As astronaut Neil Armstrong, commander of the Apollo 11 lunar mission, stepped onto the moon July 20, 1969, he uttered the famous phrase, “That’s one small step for man, one giant leap for mankind.”
Fifty-four years later, we know more about the moon than we know about any planet in our solar system (besides our own).
National Moon Day is July 20, a celebration of the space flight, lunar landing and safe return of the Apollo 11 crew. To commemorate the special occasion, here are some fascinating facts about Earth’s only natural satellite.
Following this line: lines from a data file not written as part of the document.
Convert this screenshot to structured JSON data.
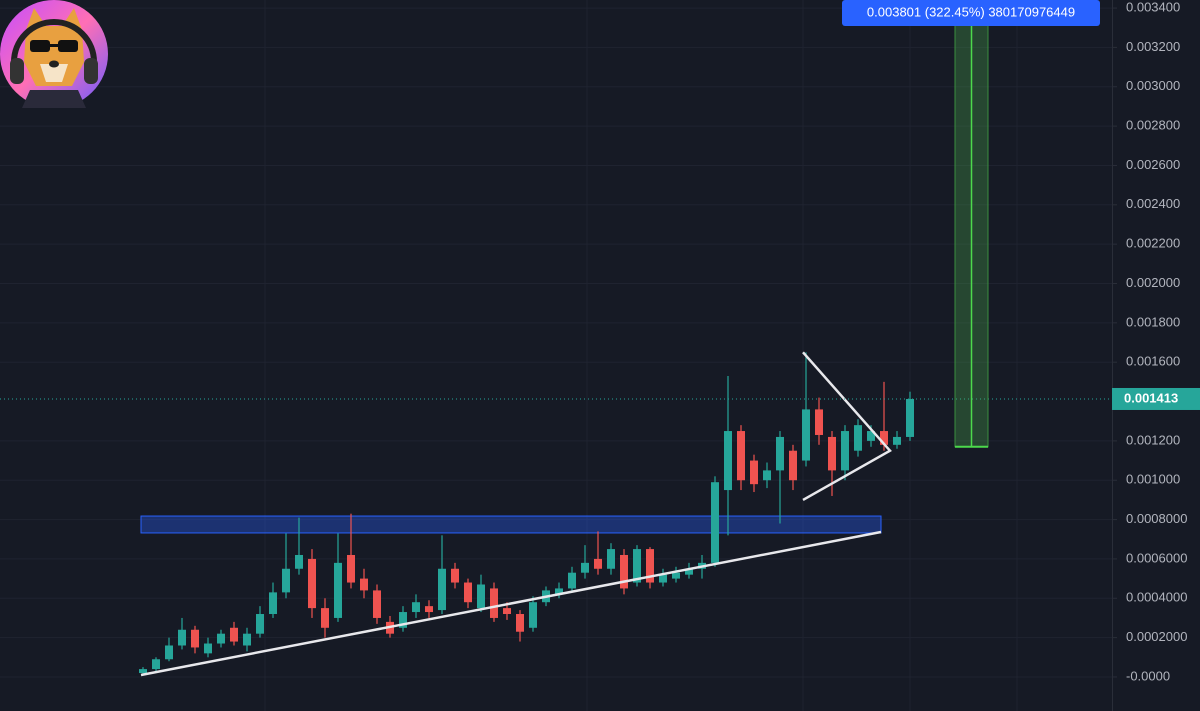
{
  "chart_data": {
    "type": "candlestick",
    "up_color": "#26a69a",
    "down_color": "#ef5350",
    "ylim": [
      -0.000173,
      0.003441
    ],
    "yticks": [
      {
        "value": 0.0034,
        "label": "0.003400"
      },
      {
        "value": 0.0032,
        "label": "0.003200"
      },
      {
        "value": 0.003,
        "label": "0.003000"
      },
      {
        "value": 0.0028,
        "label": "0.002800"
      },
      {
        "value": 0.0026,
        "label": "0.002600"
      },
      {
        "value": 0.0024,
        "label": "0.002400"
      },
      {
        "value": 0.0022,
        "label": "0.002200"
      },
      {
        "value": 0.002,
        "label": "0.002000"
      },
      {
        "value": 0.0018,
        "label": "0.001800"
      },
      {
        "value": 0.0016,
        "label": "0.001600"
      },
      {
        "value": 0.0012,
        "label": "0.001200"
      },
      {
        "value": 0.001,
        "label": "0.001000"
      },
      {
        "value": 0.0008,
        "label": "0.0008000"
      },
      {
        "value": 0.0006,
        "label": "0.0006000"
      },
      {
        "value": 0.0004,
        "label": "0.0004000"
      },
      {
        "value": 0.0002,
        "label": "0.0002000"
      },
      {
        "value": 0,
        "label": "-0.0000"
      }
    ],
    "grid": true,
    "open": [
      2e-05,
      4e-05,
      9e-05,
      0.00016,
      0.00024,
      0.00012,
      0.00017,
      0.00025,
      0.00016,
      0.00022,
      0.00032,
      0.00043,
      0.00055,
      0.0006,
      0.00035,
      0.0003,
      0.00062,
      0.0005,
      0.00044,
      0.00028,
      0.00025,
      0.00033,
      0.00036,
      0.00034,
      0.00055,
      0.00048,
      0.00035,
      0.00045,
      0.00035,
      0.00032,
      0.00025,
      0.00038,
      0.00042,
      0.00045,
      0.00053,
      0.0006,
      0.00055,
      0.00062,
      0.00048,
      0.00065,
      0.00048,
      0.0005,
      0.00052,
      0.00055,
      0.00058,
      0.00095,
      0.00125,
      0.0011,
      0.001,
      0.00105,
      0.00115,
      0.0011,
      0.00136,
      0.00122,
      0.00105,
      0.00115,
      0.0012,
      0.00125,
      0.00118,
      0.00122
    ],
    "high": [
      5e-05,
      0.0001,
      0.0002,
      0.0003,
      0.00026,
      0.0002,
      0.00024,
      0.00028,
      0.00025,
      0.00036,
      0.00048,
      0.00073,
      0.00081,
      0.00065,
      0.0004,
      0.00073,
      0.00083,
      0.00055,
      0.00047,
      0.00031,
      0.00036,
      0.00042,
      0.00039,
      0.00072,
      0.00058,
      0.0005,
      0.00052,
      0.00048,
      0.00038,
      0.00034,
      0.00041,
      0.00046,
      0.00048,
      0.00056,
      0.00067,
      0.00074,
      0.00068,
      0.00065,
      0.00067,
      0.00066,
      0.00055,
      0.00056,
      0.00058,
      0.00062,
      0.00102,
      0.00153,
      0.00128,
      0.00113,
      0.00109,
      0.00125,
      0.00118,
      0.00165,
      0.00142,
      0.00125,
      0.00128,
      0.00131,
      0.00128,
      0.0015,
      0.00125,
      0.00145
    ],
    "low": [
      1e-05,
      3e-05,
      8e-05,
      0.00014,
      0.00012,
      0.0001,
      0.00015,
      0.00016,
      0.00013,
      0.0002,
      0.0003,
      0.0004,
      0.00052,
      0.0003,
      0.0002,
      0.00028,
      0.00045,
      0.0004,
      0.00027,
      0.0002,
      0.00023,
      0.0003,
      0.0003,
      0.00032,
      0.00045,
      0.00035,
      0.00033,
      0.00028,
      0.00029,
      0.00018,
      0.00023,
      0.00036,
      0.0004,
      0.00043,
      0.0005,
      0.00052,
      0.00052,
      0.00042,
      0.00046,
      0.00045,
      0.00046,
      0.00048,
      0.0005,
      0.0005,
      0.00056,
      0.00072,
      0.00095,
      0.00094,
      0.00096,
      0.00078,
      0.00095,
      0.00107,
      0.00118,
      0.00092,
      0.001,
      0.00112,
      0.00117,
      0.00115,
      0.00116,
      0.0012
    ],
    "close": [
      4e-05,
      9e-05,
      0.00016,
      0.00024,
      0.00015,
      0.00017,
      0.00022,
      0.00018,
      0.00022,
      0.00032,
      0.00043,
      0.00055,
      0.00062,
      0.00035,
      0.00025,
      0.00058,
      0.00048,
      0.00044,
      0.0003,
      0.00022,
      0.00033,
      0.00038,
      0.00033,
      0.00055,
      0.00048,
      0.00038,
      0.00047,
      0.0003,
      0.00032,
      0.00023,
      0.00038,
      0.00044,
      0.00045,
      0.00053,
      0.00058,
      0.00055,
      0.00065,
      0.00045,
      0.00065,
      0.00048,
      0.00052,
      0.00053,
      0.00055,
      0.00058,
      0.00099,
      0.00125,
      0.001,
      0.00098,
      0.00105,
      0.00122,
      0.001,
      0.00136,
      0.00123,
      0.00105,
      0.00125,
      0.00128,
      0.00125,
      0.00118,
      0.00122,
      0.001413
    ],
    "last_price": 0.001413,
    "zone": [
      0.000732,
      0.000818
    ],
    "trendline": [
      1e-05,
      0.000737
    ],
    "triangle": [
      0.00165,
      0.0009,
      0.00115
    ],
    "target": {
      "label": "0.003801 (322.45%) 380170976449",
      "entry": 0.00117,
      "value": 0.003801
    }
  }
}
The moon moves away from Earth about four centimeters each year. That’s the same rate at which our fingernails grow. This is due to the gravitational effect of Earth’s tidal bulge, explains Andrealuna Pizzetti, a graduate student in the Clemson University Department of Physics and Astronomy.
The moon is kept in orbit by the gravitational force that the Earth exerts on it. But the moon also exerts a gravitational force on the Earth. This causes the movement of the Earth’s oceans to form a tidal bulge. The tidal bulge pushes the moon into a higher orbit, “like the faster, outside lanes of a test track,” according to the BBC.
The moon is less than a third of the width of Earth. NASA puts it this way: if Earth were the size of a nickel, the moon would be about as big as a coffee bean.
All the planets in our solar system can fit between Earth and the moon. “I didn’t believe it at first,” says Pizzetti, “but I took the diameter of each planet and added them.”
The average distance from Earth to the moon is 384,400 kilometers. The sum of the planets’ diameters is 380,016 kilometers.
People used to believe the moon stayed in the same position, not rotating on its axis, because the side we see from Earth is always the same. We know that the moon does, in fact, move. NASA explains that because the moon rotates around the Earth at the same speed as it rotates on its own axis, the same side of the moon constantly faces us.
Look in the mirror
During the Apollo 11, Apollo 14 and Apollo 15 lunar missions, astronauts put mirrors on the moon. Why? Scientists would aim a laser beam of light at the mirrors and measure the time it took for the light to come back. This process led to numerous discoveries, including the movement of the moon away from Earth and the distance from Earth to the moon. The mirrors are actually 2-foot wide panels studded with 100 mirrors each, according to NASA.